Launched by Prime Minister Modi on July 1, the new tax regime is meant to unify an array of indirect taxes under one tax structure, effectively unifying the nation as a single market and do away with the cascading effects of taxes.
How will GST affect the prices? Will paying taxes become easier for the taxpayers? What benefits does GST offer? A whole range of questions have arisen with the advent of GST that confuses taxpayers even now. We take a look at some crucial changes that have come to pass with the new regime in place.
No more hidden taxes
Taxpayers are anxious about the apparent increase in tax rates after GST rollout. Consumers are apprehensive this would result in increase in prices, despite the government insisting quite the opposite. The consumers do not have to fear as it is the hidden taxes unified under the new tax regime and mentioned in the invoice handed to the buyer.
Earlier consumers used to pay taxes without even knowing.
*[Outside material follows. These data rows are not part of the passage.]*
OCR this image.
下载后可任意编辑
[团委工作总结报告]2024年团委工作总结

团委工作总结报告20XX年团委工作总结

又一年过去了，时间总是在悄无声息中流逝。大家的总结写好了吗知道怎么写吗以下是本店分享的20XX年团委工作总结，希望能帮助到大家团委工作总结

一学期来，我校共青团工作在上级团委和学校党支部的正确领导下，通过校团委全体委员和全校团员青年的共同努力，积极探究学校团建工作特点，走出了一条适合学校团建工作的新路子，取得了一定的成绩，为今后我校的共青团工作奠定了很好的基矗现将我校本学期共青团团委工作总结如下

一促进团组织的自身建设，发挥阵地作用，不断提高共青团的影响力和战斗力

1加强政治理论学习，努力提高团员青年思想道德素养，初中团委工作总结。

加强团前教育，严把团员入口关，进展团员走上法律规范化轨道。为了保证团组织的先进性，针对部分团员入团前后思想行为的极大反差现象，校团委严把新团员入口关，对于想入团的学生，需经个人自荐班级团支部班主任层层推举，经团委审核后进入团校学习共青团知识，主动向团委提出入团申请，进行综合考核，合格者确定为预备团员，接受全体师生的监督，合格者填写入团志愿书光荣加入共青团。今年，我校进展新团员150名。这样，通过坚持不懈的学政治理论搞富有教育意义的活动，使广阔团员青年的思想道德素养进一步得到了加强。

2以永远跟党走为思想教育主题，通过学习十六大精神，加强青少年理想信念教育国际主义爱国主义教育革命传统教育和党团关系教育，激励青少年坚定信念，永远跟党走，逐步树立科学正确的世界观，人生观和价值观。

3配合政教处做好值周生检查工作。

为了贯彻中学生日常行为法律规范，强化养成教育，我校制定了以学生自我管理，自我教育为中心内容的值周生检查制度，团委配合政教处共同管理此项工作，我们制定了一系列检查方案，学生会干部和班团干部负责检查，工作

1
For example, invoices used to quote VAT charged by the state and sometimes service tax payable to the centre, but did not provide a breakdown of central taxes charged on the commodity. With GST, people can be assured that the commodities have been taxed at a single tax bracket, split between the centre and the state.
Check on price rise
Under the previous tax regime, producers had to pay taxes at every stage which was added to the final selling price. This was called cascading effect of taxes. In simpler terms, it means that a commodity was taxed at every stop before it reached the consumer. This extra tax levied on a commodity eventually added to inflation and the price rise was borne by the customer.
Now, GST replaces cascading effect of taxes with input tax credit. Under the new tax regime, the tax paid for inputs is taken off taxes to be paid for the final product, or output. This way more people pay taxes instead of the consumer bearing the burden of taxes levied at every step of manufacturing.
Traders go digital
Traders will have to change the way they used to do business before the advent of GST. With the tax return filing process going digital, traders will have to upgrade to electronic means to keep up. Those who used to generate invoices digitally will have to change their IT systems to accommodate changes brought about by GST.
Taxation under the new regime will be applicable on supply of goods and services. In addition to this, several procedural changes have been made to ensure high compliance like reversal of tax credit in case of failure to pay consideration for goods, self-invoicing in case of purchases made from unregistered supplier, etc. Such amendments have made it necessary for businesses to incorporate significant changes in their business processes.
In GST, it will be important to ensure that an invoice for input services is received at the place where credit of such services is eligible. Therefore, businesses need to analyse procurement of services and amend their contracts with service providers as needed. Similarly, contractual terms with customers will have to be reassessed and revised, if needed.
Traders will have to train their employees as well as stakeholders, vendors and any other party involved in your business to sensitise them about the compliance requirements imposed by GST.
With GST being a destination-based tax, border check-posts at state limits have become obsolete and were done away with. The first thing it did was do away with the long line of trucks stranded at the state borders waiting to be cleared by these check-posts.
With no toll booths to cross, goods carriers are transporting their cargo swiftly between states. Cutting the delay in delivery of goods has helped save crores of rupees in lost time. The process will be further streamlined with the release of E-way Bill in a few months time. With the provisions already drafted, it will be rolled out once the E-way software is developed.
Price change of essential commodities
No change was observed in the prices of essential commodities as they were kept in the zero percent tax bracket under GST. Luxury cars made in India saw a decline in their prices, though, as they were categorised in the lower tax bracket under GST.
Motorcycles with engines bigger than 350cc were taxed at a higher rate than before under GST. Gold also saw a marginal increase in tax rates it would attract, as did telecom services. The already dearer hybrid cars would also attract more taxes under GST.
A buyer in real estate sector who paid 4.5 percent Service Tax and around 4 percent of VAT earlier, will now have to pay 12 percent GST, hiking the taxes by almost 3.5 percent which in the context of today's realty market conditions is a very significant hike, stated Sam Chopra, President of NAR India. With Stamp Duty being an additional 5-7% the taxes on realty may have reached an astounding figure of 17-19%, he further added.